With its discovery, it is to be hoped that Snoopy will, one day return to the Earth, and in so doing complete the mission it began so long ago. Snoopy, along with the Vanguard 1 satellite represent tangible recoverable artefacts from the earliest days of our journey into space.
They are artefacts from which we can learn for our future, and artefacts which can serve to inspire the next generation of space explorers.

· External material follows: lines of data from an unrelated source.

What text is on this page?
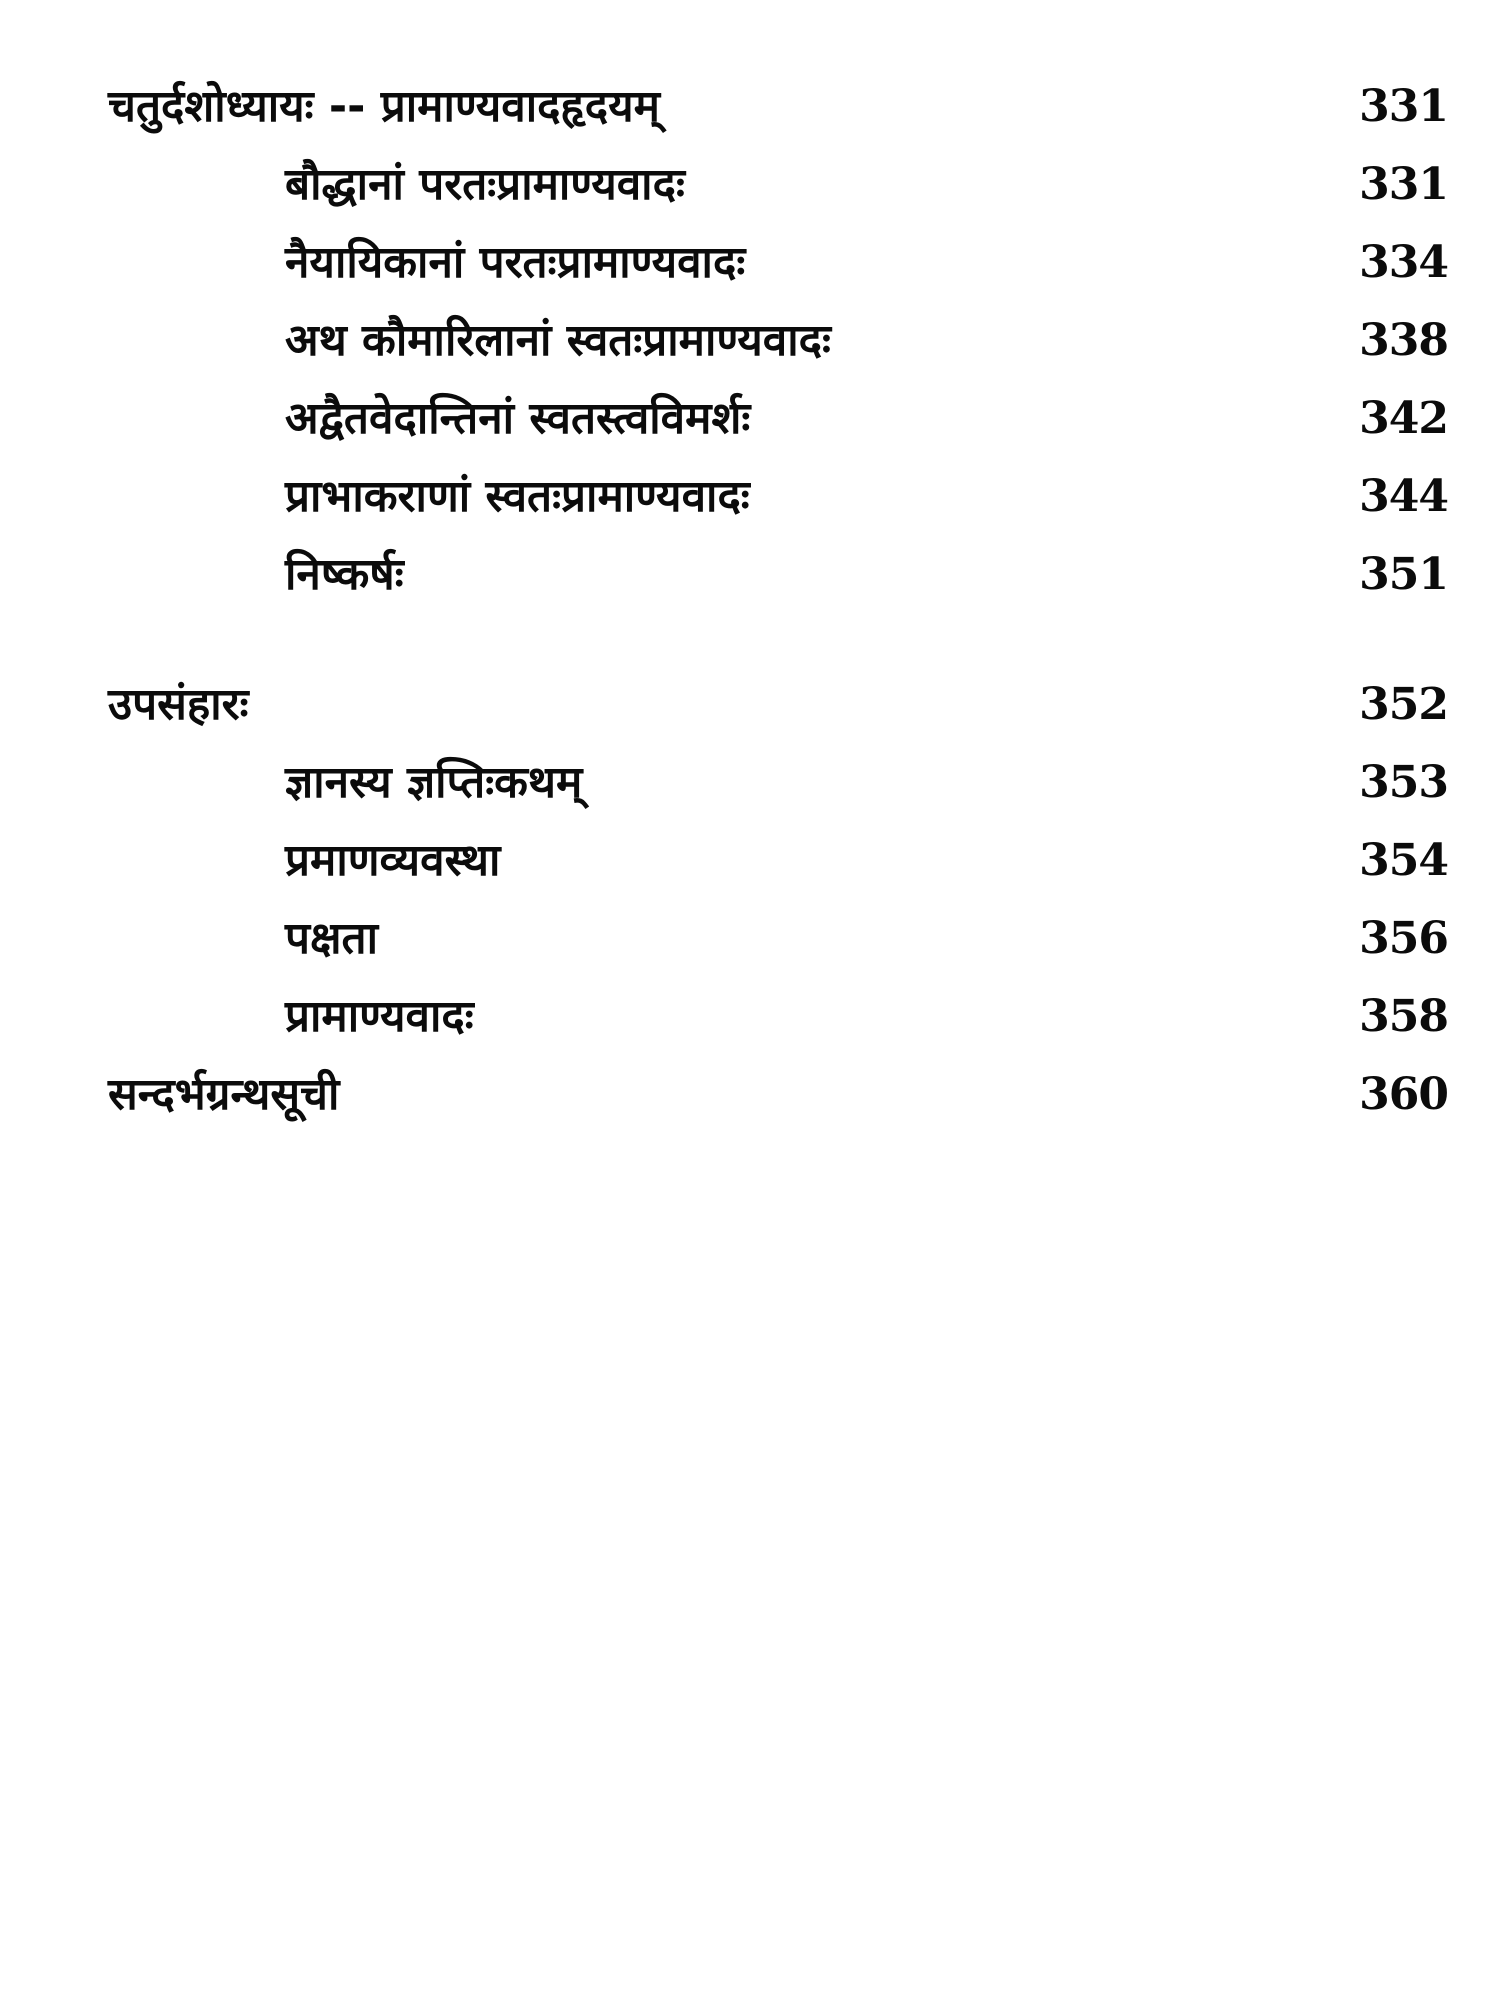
चतुर्दशोध्यायः -- प्रामाण्यवादहृदयम्	331
बौद्धानां परतःप्रामाण्यवादः	331
नैयायिकानां परतःप्रामाण्यवादः	334
अथ कौमारिलानां स्वतःप्रामाण्यवादः	338
अद्वैतवेदान्तिनां स्वतस्त्वविमर्शः	342
प्राभाकराणां स्वतःप्रामाण्यवादः	344
निष्कर्षः	351
उपसंहारः	352
ज्ञानस्य ज्ञप्तिःकथम्	353
प्रमाणव्यवस्था	354
पक्षता	356
प्रामाण्यवादः	358
सन्दर्भग्रन्थसूची	360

As a museum piece, Snoopy would be without equal, displayed in its current condition in a manner similar to Liberty Bell 7 and the Space Shuttle orbiters, Snoopy tells the story of an unparalleled 50 year mission. For this reason, any post recovery work should be focussed on stabilization and preservation rather than restoration.
With the 50th anniversary of Apollo 10 now upon us, and the rapid development of on orbit retrieval capabilities, it is to be hoped that Snoopy may be soon be reunited with Charlie Brown, restored to the world she left so long ago.